Itronics’ research and development plant is located in Reno, about 40 miles west of the Tesla giga-factory. Its planned cleantech materials campus, which will be located approximately 40 miles south of the Tesla factory, would be the location where the manganese products would be produced.

Panasonic is operating one of the world's largest EV battery factories at the Tesla location. However, Tesla and other companies have announced that EV battery technology is shifting to use of nickel-manganese batteries. Itronics is positioned and located to become a Nevada-0based supplier of manganese products for battery manufacturing as its manganese recovery technologies are advanced, the company states.

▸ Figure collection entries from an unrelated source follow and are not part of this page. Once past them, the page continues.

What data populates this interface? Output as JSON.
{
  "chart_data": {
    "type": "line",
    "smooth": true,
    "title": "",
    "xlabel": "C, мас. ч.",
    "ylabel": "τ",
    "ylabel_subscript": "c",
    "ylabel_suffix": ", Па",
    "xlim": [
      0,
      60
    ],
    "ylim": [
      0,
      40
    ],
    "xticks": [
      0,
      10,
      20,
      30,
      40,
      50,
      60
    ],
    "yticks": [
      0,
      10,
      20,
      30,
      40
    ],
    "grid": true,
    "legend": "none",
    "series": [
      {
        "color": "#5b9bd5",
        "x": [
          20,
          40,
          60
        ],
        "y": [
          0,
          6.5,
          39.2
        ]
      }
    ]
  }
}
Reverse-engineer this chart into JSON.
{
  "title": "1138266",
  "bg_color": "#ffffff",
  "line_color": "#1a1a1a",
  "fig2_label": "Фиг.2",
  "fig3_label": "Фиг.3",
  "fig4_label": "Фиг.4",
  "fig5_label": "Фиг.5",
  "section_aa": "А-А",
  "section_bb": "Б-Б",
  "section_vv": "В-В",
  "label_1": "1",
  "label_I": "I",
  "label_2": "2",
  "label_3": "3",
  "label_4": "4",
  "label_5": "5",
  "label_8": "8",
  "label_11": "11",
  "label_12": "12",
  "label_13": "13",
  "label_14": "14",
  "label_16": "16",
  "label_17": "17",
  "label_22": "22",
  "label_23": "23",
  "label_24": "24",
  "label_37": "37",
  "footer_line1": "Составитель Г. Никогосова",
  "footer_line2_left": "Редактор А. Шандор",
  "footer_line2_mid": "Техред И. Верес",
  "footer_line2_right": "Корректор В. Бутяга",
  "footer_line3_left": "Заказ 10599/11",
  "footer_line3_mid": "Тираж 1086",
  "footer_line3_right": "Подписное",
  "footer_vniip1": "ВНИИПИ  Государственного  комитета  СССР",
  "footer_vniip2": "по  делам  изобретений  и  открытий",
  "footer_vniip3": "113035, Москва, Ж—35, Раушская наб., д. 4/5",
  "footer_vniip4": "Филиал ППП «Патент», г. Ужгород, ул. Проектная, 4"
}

A long-term objective for Itronics is to become a leading producer of high purity metals, including the U.S. critical metals manganese and tin, using the Company's breakthrough hydrometallurgy, pyrometallurgy, and electrochemical technologies. ‘Additionally, Itronics is strategically positioned with its portfolio of "Zero Waste Energy Saving Technologies" to help solve the recently declared emergency need for domestic production of Critical Minerals from materials located at mine sites,’ the statement continues.

The Company's growth forecast centers upon its 10-year business plan designed to integrate its Zero Waste Energy Saving Technologies and to grow annual sales from $2 million in 2019, to $113 million in 2025.